Residents of New Baltimore, Mich., have long complained of flooding in their neighborhoods after major storms. The City Council has approved a proposal to complete a topographic survey of the area to improve the drainage plan.

flooded road
From the atmospheric rivers in Southern California this year and last year that caused devastating damage to the massive storm that swept through southern states in January and caused North Carolina Gov. Roy Cooper to declare a state of emergency, extreme weather is becoming a new normal in many areas.

Residents in New Baltimore, Mich., are not immune, having long complained about flooding in their neighborhoods. But they are finally getting some help.

Last summer, after extreme storm events that flooded streets and damaged homes, they’d had enough.
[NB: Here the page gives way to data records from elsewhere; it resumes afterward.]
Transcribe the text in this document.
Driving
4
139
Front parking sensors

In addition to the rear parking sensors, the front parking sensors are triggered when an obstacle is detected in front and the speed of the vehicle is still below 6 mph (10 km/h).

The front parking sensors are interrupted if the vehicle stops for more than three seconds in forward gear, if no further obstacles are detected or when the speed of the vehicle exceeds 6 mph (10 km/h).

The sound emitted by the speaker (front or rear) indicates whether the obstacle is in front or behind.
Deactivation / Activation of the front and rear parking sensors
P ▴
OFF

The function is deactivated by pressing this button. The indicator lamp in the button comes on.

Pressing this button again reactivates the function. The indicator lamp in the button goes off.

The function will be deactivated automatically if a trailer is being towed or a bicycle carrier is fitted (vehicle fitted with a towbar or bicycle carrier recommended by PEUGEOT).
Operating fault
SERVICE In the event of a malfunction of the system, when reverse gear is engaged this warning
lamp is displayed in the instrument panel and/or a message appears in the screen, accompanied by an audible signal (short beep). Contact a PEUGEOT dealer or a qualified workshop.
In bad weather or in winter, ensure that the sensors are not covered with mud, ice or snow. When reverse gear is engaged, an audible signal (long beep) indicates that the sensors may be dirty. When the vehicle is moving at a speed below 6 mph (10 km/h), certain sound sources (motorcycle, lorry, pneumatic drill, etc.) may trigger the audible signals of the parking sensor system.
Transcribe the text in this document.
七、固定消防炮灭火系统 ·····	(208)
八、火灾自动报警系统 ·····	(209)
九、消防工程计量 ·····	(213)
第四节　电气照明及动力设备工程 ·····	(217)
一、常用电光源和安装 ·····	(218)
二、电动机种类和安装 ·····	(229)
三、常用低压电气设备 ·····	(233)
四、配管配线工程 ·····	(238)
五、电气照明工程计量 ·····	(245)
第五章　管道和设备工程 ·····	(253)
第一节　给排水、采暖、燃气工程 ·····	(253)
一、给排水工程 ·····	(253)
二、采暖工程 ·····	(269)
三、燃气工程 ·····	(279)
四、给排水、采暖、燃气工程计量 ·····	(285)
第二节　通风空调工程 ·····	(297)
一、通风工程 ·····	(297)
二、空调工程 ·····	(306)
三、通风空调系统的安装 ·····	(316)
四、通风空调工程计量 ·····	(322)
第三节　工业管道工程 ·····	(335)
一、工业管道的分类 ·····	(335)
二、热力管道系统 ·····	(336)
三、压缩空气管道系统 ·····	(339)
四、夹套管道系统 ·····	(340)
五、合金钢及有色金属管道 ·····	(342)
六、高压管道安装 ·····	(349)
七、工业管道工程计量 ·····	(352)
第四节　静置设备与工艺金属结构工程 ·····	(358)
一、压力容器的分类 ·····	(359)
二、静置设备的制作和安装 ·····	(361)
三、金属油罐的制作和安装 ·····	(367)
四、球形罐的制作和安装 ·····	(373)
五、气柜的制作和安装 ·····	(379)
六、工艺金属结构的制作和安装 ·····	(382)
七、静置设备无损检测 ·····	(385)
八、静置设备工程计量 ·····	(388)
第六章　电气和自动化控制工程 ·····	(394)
The City Council approved this month a proposal from Project Control Engineering (PCE) to complete a topographic survey of the area to improve the drainage plan.

The survey will seek to define drainage patterns and identify restrictions and include grade elevations in backyard ditches, drainage swales and culverts.

“During the extreme storm events of last summer, water entered homes, damaged property and flooded streets,” PCE President John Monte wrote in the proposal. “We have had several meetings to discuss the issues and what could be done to help alleviate the risk of flooding.”

The survey will cost $7,650 and address some of the following issues:
  • Floodwaters that enter from wetland conservation area
  • Clogged culverts
  • Poor drainage
  • Road ditches that need regrading and culverts replaced
  • Cleaning and improvement of drainage outlets

New Baltimore Mayor Tom Semaan tried to address concerns from the citizens after a recent meeting.

“We are doing everything humanly possible to look into a solution to a problem that goes back to the development of that street,” he said of a particularly flood-prone area in the Willow Creek housing development, according to a report in the Voice News.

“And it is of no error of anybody sitting here that there is a flooding issue, but we certainly will do everything in our power, humanly possible, to come up with a solution that can help you avert any future disasters.”

In Chesterfield Township, a New Baltimore neighbor, efforts are underway to mitigate flooding by restoring a handful of retention ponds that store water for local subdivisions. The local board of trustees voted to award $27,500 for the project, which will clean out the ponds and return one of the ponds to its original condition.

That would entail removing trees and debris, excavating it back to its original side slopes and capacity and resodding it. “What’s happened over time is the water hits the subdivision, it goes into basins and is piped to the pond,” said public services Director Mitch O’Conner in the Voice News report. “Sometimes you lose soil that’s piped into the pond, so the pond itself probably isn’t at its original design capacity.”